La complicité criminelle de l’UE en Libye doit être reconnue, selon un expert

La complicité de l’UE et de l’Italie dans les crimes contre l’humanité en Libye n’a pas encore saisi le débat public dans les cercles de l’UE, déclare l’auteur principal d’une nouvelle étude du Parlement européen.
« Il y a toujours un manque de volonté de reconnaître la responsabilité indirecte de l’Union européenne dans les crimes contre l’humanité », a déclaré Sergio Carrera, chercheur principal au Centre d’études politiques européennes basé à Bruxelles.
S’adressant à EUobserver jeudi 25 mai, Carrera a également déclaré que la même réticence s’étendait à la responsabilité directe de l’Italie dans les crimes contre l’humanité.
Les résultats font partie d’une étude plus vaste du Parlement européen, rédigée par Carrera et d’autres, et publiée plus tôt cette semaine.
Carrera a déclaré que l’UE savait depuis des années qu’il était impossible de protéger les droits de l’homme une fois que les personnes étaient interceptées en mer par les garde-côtes libyens et renvoyées en Libye.
Près de 25 000 ont été interceptés et renvoyés l’année dernière, selon l’Organisation internationale pour les migrations, un organe de l’ONU. Une fois rapatriés, nombre d’entre eux sont confrontés à des sévices abjects, au viol, à la torture et même à l’esclavage.
En 2017, l’UE a aidé à financer la zone de recherche et de sauvetage de la Libye alors que les agences des Nations unies lui avaient dit qu’il n’y avait aucun moyen de faire respecter les droits des personnes dans le pays.

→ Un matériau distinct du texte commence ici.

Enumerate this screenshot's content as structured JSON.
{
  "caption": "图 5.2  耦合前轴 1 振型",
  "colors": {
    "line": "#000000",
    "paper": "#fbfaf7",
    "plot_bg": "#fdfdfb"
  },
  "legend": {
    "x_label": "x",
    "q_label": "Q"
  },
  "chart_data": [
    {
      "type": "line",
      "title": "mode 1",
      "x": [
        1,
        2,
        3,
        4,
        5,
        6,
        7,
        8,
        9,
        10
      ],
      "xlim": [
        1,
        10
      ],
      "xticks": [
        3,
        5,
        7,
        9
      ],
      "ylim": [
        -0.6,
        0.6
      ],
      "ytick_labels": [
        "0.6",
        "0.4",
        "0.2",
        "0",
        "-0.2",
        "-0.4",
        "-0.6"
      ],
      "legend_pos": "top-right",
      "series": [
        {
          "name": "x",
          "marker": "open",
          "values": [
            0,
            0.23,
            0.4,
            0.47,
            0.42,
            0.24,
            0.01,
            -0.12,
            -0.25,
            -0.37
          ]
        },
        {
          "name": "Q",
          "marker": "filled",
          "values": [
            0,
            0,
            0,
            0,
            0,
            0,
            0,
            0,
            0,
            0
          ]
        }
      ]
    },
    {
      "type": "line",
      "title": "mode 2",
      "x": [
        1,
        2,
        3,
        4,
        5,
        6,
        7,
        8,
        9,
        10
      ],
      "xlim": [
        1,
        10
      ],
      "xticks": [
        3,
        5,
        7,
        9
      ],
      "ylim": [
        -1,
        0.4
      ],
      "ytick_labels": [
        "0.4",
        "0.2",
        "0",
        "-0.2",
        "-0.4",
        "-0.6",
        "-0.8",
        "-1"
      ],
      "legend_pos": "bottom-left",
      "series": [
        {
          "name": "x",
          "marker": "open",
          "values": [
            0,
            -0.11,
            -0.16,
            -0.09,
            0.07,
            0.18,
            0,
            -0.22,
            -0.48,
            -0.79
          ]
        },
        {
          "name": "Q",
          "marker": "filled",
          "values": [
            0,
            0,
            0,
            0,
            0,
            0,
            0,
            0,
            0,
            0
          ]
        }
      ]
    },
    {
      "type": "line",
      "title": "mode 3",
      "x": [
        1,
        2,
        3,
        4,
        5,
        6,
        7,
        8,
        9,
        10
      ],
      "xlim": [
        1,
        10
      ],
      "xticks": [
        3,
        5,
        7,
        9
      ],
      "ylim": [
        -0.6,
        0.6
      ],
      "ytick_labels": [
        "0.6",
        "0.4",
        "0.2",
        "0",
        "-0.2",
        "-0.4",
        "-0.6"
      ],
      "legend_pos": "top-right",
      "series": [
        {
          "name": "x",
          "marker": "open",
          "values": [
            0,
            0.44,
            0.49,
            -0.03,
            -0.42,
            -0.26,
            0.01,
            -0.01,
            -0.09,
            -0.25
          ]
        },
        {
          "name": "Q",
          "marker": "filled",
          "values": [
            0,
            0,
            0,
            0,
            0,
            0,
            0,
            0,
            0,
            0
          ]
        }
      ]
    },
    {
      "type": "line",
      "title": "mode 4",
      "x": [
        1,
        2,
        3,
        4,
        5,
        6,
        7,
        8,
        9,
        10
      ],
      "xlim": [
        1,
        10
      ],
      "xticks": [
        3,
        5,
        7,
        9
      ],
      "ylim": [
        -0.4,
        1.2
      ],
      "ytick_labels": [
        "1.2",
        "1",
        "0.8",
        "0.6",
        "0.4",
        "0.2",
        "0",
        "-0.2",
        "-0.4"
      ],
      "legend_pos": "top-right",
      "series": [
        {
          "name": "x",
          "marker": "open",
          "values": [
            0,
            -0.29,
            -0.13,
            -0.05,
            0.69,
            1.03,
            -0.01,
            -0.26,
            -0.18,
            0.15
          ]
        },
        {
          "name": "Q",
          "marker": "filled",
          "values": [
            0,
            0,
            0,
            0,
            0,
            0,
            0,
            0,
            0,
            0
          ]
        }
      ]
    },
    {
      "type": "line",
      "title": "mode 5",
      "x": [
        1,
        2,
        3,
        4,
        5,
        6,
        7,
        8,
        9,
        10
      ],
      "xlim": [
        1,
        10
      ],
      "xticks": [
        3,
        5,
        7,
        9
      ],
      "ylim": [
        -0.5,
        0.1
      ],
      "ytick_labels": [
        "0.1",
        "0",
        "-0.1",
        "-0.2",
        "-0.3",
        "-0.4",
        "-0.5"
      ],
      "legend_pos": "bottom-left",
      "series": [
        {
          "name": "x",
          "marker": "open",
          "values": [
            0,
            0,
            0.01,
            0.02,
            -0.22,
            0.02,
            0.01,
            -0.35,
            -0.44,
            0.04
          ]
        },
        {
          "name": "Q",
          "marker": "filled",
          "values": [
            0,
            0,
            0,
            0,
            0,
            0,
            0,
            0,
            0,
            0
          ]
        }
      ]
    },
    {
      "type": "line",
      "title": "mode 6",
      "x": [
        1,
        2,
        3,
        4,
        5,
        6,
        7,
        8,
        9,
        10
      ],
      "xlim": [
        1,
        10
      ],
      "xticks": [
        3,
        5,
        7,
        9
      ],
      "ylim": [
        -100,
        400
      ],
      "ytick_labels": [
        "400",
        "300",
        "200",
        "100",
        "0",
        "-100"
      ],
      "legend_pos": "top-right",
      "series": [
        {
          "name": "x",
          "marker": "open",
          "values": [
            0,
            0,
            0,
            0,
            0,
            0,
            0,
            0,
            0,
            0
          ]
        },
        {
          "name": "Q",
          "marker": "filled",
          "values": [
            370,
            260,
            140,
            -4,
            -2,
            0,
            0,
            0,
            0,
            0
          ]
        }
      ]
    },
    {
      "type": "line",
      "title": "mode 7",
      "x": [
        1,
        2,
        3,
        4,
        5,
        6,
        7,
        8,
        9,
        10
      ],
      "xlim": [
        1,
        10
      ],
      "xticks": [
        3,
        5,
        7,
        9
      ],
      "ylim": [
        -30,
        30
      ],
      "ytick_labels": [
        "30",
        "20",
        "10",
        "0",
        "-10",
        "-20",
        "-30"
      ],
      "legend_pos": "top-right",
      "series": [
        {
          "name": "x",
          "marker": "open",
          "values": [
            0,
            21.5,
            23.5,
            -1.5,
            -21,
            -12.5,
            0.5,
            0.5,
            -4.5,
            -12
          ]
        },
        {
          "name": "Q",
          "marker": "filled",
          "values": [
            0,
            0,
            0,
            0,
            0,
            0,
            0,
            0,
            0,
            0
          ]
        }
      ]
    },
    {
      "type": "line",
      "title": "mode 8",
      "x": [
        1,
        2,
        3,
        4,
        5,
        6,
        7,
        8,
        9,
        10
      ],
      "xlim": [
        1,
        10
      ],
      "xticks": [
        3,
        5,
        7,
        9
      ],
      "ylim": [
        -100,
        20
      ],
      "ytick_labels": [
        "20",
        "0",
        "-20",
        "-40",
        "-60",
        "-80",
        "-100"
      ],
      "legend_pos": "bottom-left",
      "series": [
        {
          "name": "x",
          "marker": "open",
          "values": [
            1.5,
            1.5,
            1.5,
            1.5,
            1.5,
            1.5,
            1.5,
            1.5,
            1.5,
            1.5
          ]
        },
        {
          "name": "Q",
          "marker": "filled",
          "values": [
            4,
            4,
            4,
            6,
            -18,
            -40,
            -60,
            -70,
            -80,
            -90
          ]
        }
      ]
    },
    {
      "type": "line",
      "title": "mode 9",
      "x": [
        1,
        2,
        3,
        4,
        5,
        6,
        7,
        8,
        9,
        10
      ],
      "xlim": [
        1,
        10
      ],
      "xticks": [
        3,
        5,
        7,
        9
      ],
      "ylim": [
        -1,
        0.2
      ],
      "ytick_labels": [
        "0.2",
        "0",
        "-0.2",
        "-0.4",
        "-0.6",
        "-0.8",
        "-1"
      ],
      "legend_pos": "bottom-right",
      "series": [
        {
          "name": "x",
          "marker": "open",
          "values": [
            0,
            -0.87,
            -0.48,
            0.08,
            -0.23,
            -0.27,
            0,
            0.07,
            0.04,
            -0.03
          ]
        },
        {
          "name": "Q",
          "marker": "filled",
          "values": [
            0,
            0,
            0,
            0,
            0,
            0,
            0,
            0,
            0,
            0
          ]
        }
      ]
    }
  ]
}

« Malgré cette connaissance, la commission a décidé de poursuivre le financement », a déclaré Carrera.
Ce financement a représenté plus de 46 M€ en juillet 2017, suivi de 45 M€ supplémentaires en 2018.
La complicité de l’UE et de l’Italie s’est encore renforcée après la remise en février de patrouilleurs financés par l’UE aux garde-côtes libyens, a-t-il déclaré. Najla Mangoush, ministre libyenne des Affaires étrangères, était également présente.
L’étude parlementaire cite la cérémonie de passation de pouvoir comme une preuve supplémentaire que l’UE et l’Italie « aident et assistent illégalement des actes illicites et des crimes contre l’humanité ».
L’étude fait écho aux vues similaires d’une mission d’enquête indépendante de l’ONU sur la Libye en mars.
Il a reproché à l’Union européenne d’avoir envoyé un soutien aux forces libyennes qui, selon eux, ont contribué aux crimes contre les migrants et les Libyens.
L’enquêteur de l’ONU, Chaloka Beyani, a déclaré que l’aide de l’UE au département libyen des migrations et aux garde-côtes « a aidé et encouragé la commission des crimes », y compris des crimes contre l’humanité.
Les enquêteurs de l’ONU avaient également appelé à la responsabilisation et à la fin de l’impunité généralisée.
De son côté, la Commission européenne affirme que son objectif est de contribuer à améliorer la situation des personnes bloquées en Libye. « Ne rien faire n’est pas une réponse », a déclaré un porte-parole de la Commission européenne en mars, en réponse au rapport de l’ONU.
Mais Carrera a contré cet argument.
« Ce n’est pas une question de choix pour les décideurs politiques de l’UE de faciliter indirectement les crimes contre l’humanité. Il y a là un choix, qui n’est pas de faciliter », a-t-il déclaré.
C’est une position également reprise par les avocats de front-LEX, une organisation de la société civile basée aux Pays-Bas. En 2019, ils ont déposé une plainte devant la Cour pénale internationale contre l’Union européenne.